April 10, 2013 01:01 am | Updated December 04, 2021 11:39 pm IST - BANGALORE:

Arun Jaitley. Photo: S. Subramanium

Arun Jaitley. Photo: S. Subramanium

Bharatiya Janata Party national general secretary and Leader of the Opposition in the Rajya Sabha Arun Jaitley on Tuesday said the U.S. diplomatic cables’ claim on former Prime Minister Rajiv Gandhi was “certainly an evidence of the fact that an impression did exist in New Delhi in the 1970s that if anyone wanted to do business with India, they had to come through a particular family”.

Mr. Jaitley made these remarks while replying to queries by journalists, who sought his comments on the revelations in the latest tranche of the U.S. diplomatic cables obtained by WikiLeaks and accessed by The Hindu as part of an investigative collaboration. These cables have claimed that before becoming the Prime Minister, Mr. Gandhi may have been the main negotiator for a massive aircraft deal for a Swedish company which reportedly considered his family connections valuable.
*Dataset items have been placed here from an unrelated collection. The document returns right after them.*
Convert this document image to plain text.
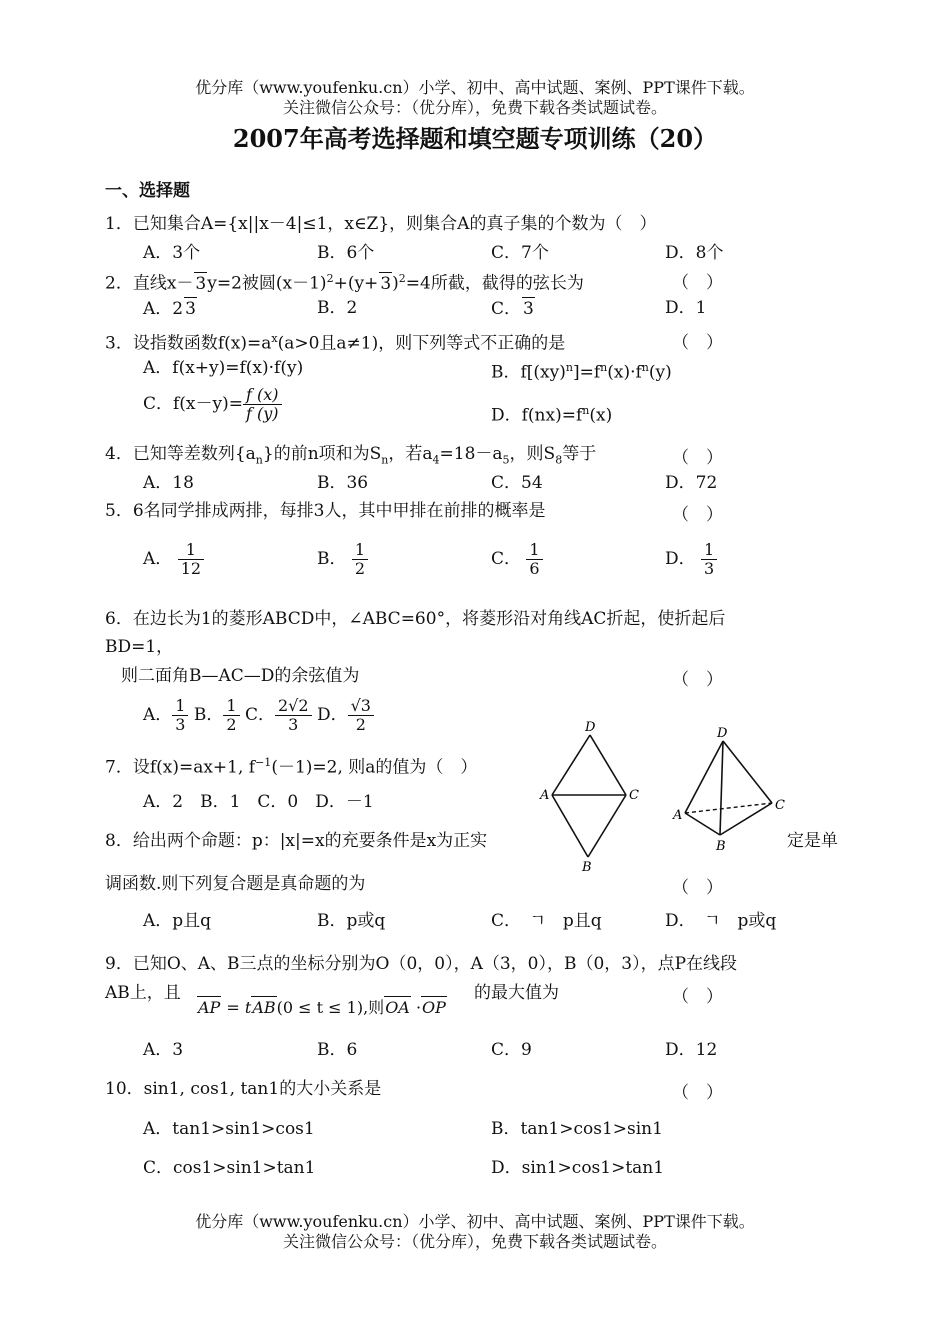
优分库（www.youfenku.cn）小学、初中、高中试题、案例、PPT课件下载。
关注微信公众号：（优分库），免费下载各类试题试卷。
2007年高考选择题和填空题专项训练（20）
一、选择题
1．已知集合A={x||x－4|≤1，x∈Z}，则集合A的真子集的个数为（　）
A．3个	B．6个	C．7个	D．8个
2．直线x－ 3y=2被圆$(x-1)^2+(y+ 3)^2=4$所截，截得的弦长为	（　）
A．2 3	B．2	C． 3	D．1
3．设指数函数$f(x)=a^x(a>0$且a≠1)，则下列等式不正确的是	（　）
A．f(x+y)=f(x)·f(y)	B．$f[(xy)^n]=f^n(x)\cdot f^n(y)$
C．$f(x-y)= \frac{f (x)}{f (y)}$	D．$f(nx)=f^n(x)$
4．已知等差数列$\{a_n\}$的前n项和为$S_n$，若$a_4=18-a_5$，则$S_8$等于	（　）
A．18	B．36	C．54	D．72
5．6名同学排成两排，每排3人，其中甲排在前排的概率是	（　）
A． $\frac{1}{12}$	B． $\frac{1}{2}$	C． $\frac{1}{6}$	D． $\frac{1}{3}$
6．在边长为1的菱形ABCD中，∠ABC=60°，将菱形沿对角线AC折起，使折起后
BD=1，
则二面角B—AC—D的余弦值为	（　）
A． $\frac{1}{3}$ B． $\frac{1}{2}$ C． $\frac{2√2}{3}$ D． $\frac{√3}{2}$
7．设f(x)=ax+1, $f^{-1}(-1)=2$, 则a的值为（　）
A．2　B．1　C．0　D．－1
8．给出两个命题：p：|x|=x的充要条件是x为正实	定是单
调函数.则下列复合题是真命题的为	（　）
A．p且q	B．p或q	C．　ㄱ　p且q	D．　ㄱ　p或q
D
A	C
B
D
A
C
B
9．已知O、A、B三点的坐标分别为O（0，0），A（3，0），B（0，3），点P在线段
AB上，且
AP = tAB(0 ≤ t ≤ 1),则OA ·OP
的最大值为	（　）
A．3	B．6	C．9	D．12
10．sin1, cos1, tan1的大小关系是	（　）
A．tan1>sin1>cos1	B．tan1>cos1>sin1
C．cos1>sin1>tan1	D．sin1>cos1>tan1
优分库（www.youfenku.cn）小学、初中、高中试题、案例、PPT课件下载。
关注微信公众号：（优分库），免费下载各类试题试卷。
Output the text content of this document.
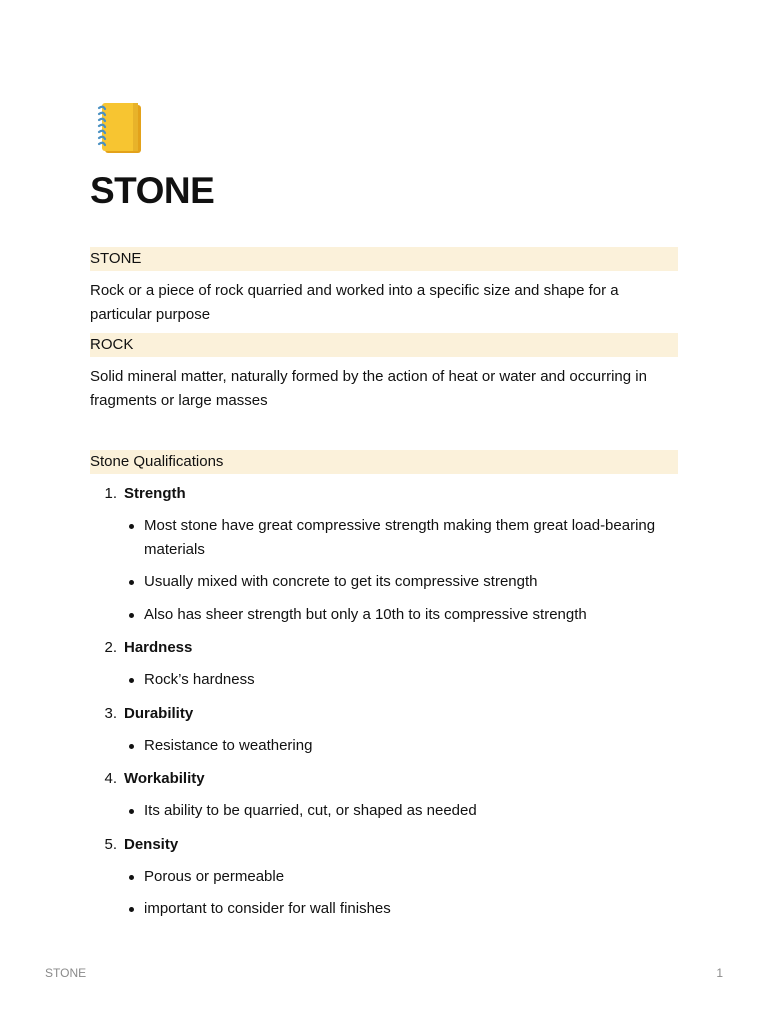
STONE
STONE

Rock or a piece of rock quarried and worked into a specific size and shape for a particular purpose

ROCK

Solid mineral matter, naturally formed by the action of heat or water and occurring in fragments or large masses

Stone Qualifications
1. Strength
Most stone have great compressive strength making them great load-bearing materials
Usually mixed with concrete to get its compressive strength
Also has sheer strength but only a 10th to its compressive strength
2. Hardness
Rock’s hardness
3. Durability
Resistance to weathering
4. Workability
Its ability to be quarried, cut, or shaped as needed
5. Density
Porous or permeable
important to consider for wall finishes
STONE	1
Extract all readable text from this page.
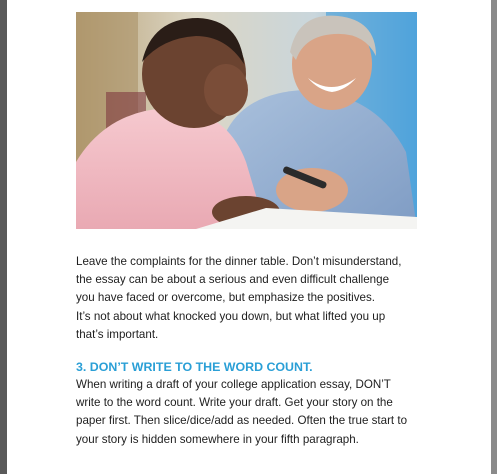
Leave the complaints for the dinner table. Don’t misunderstand,
the essay can be about a serious and even difficult challenge
you have faced or overcome, but emphasize the positives.
It’s not about what knocked you down, but what lifted you up
that’s important.

3. DON’T WRITE TO THE WORD COUNT.

When writing a draft of your college application essay, DON’T
write to the word count. Write your draft. Get your story on the
paper first. Then slice/dice/add as needed. Often the true start to
your story is hidden somewhere in your fifth paragraph.
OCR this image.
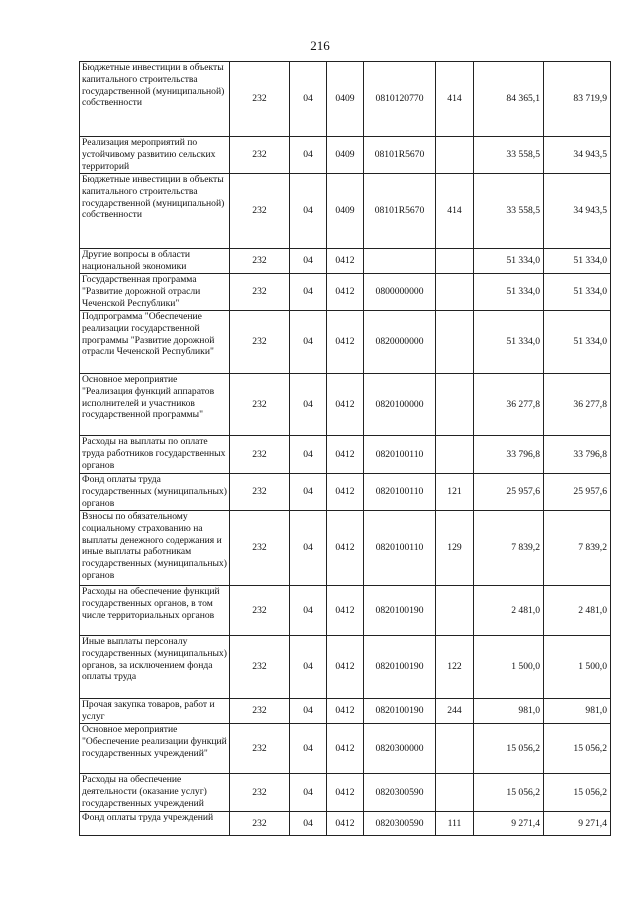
216
Бюджетные инвестиции в объекты капитального строительства государственной (муниципальной) собственности	232	04	0409	0810120770	414	84 365,1	83 719,9
Реализация мероприятий по устойчивому развитию сельских территорий	232	04	0409	08101R5670		33 558,5	34 943,5
Бюджетные инвестиции в объекты капитального строительства государственной (муниципальной) собственности	232	04	0409	08101R5670	414	33 558,5	34 943,5
Другие вопросы в области национальной экономики	232	04	0412			51 334,0	51 334,0
Государственная программа "Развитие дорожной отрасли Чеченской Республики"	232	04	0412	0800000000		51 334,0	51 334,0
Подпрограмма "Обеспечение реализации государственной программы "Развитие дорожной отрасли Чеченской Республики"	232	04	0412	0820000000		51 334,0	51 334,0
Основное мероприятие "Реализация функций аппаратов исполнителей и участников государственной программы"	232	04	0412	0820100000		36 277,8	36 277,8
Расходы на выплаты по оплате труда работников государственных органов	232	04	0412	0820100110		33 796,8	33 796,8
Фонд оплаты труда государственных (муниципальных) органов	232	04	0412	0820100110	121	25 957,6	25 957,6
Взносы по обязательному социальному страхованию на выплаты денежного содержания и иные выплаты работникам государственных (муниципальных) органов	232	04	0412	0820100110	129	7 839,2	7 839,2
Расходы на обеспечение функций государственных органов, в том числе территориальных органов	232	04	0412	0820100190		2 481,0	2 481,0
Иные выплаты персоналу государственных (муниципальных) органов, за исключением фонда оплаты труда	232	04	0412	0820100190	122	1 500,0	1 500,0
Прочая закупка товаров, работ и услуг	232	04	0412	0820100190	244	981,0	981,0
Основное мероприятие "Обеспечение реализации функций государственных учреждений"	232	04	0412	0820300000		15 056,2	15 056,2
Расходы на обеспечение деятельности (оказание услуг) государственных учреждений	232	04	0412	0820300590		15 056,2	15 056,2
Фонд оплаты труда учреждений	232	04	0412	0820300590	111	9 271,4	9 271,4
Referring to this, Mr. Jaitley said: “These are contemporaneous cables giving the impressions that the American diplomats formed at that time. There can be a contention that it is or is not proved, but it is certainly evidence of the fact that an impression did exist in New Delhi in the 1970s that if anyone wanted to do business with India, you had to come through a particular family. These cables are unequivocal in that direction”.

The cables had claimed that Rajiv Gandhi might have been a middleman for Swedish firm Saab-Scania when it was trying to sell its Viggen fighter aircraft to India in the 1970s.

To another query on the increasing political influence of Gujarat Chief Minister Narendra Modi and whether the BJP was waiting for the Congress to declare Rahul Gandhi as its Prime Ministerial candidate before it named its own, he said the matter “was a debate between individuals”.

“I am not going to get into [it]. But the fact that Mr. Modi is an extremely popular leader and that his views are being heard with great attention and scrutiny by a very large section of Indians is itself self-evident,” he said.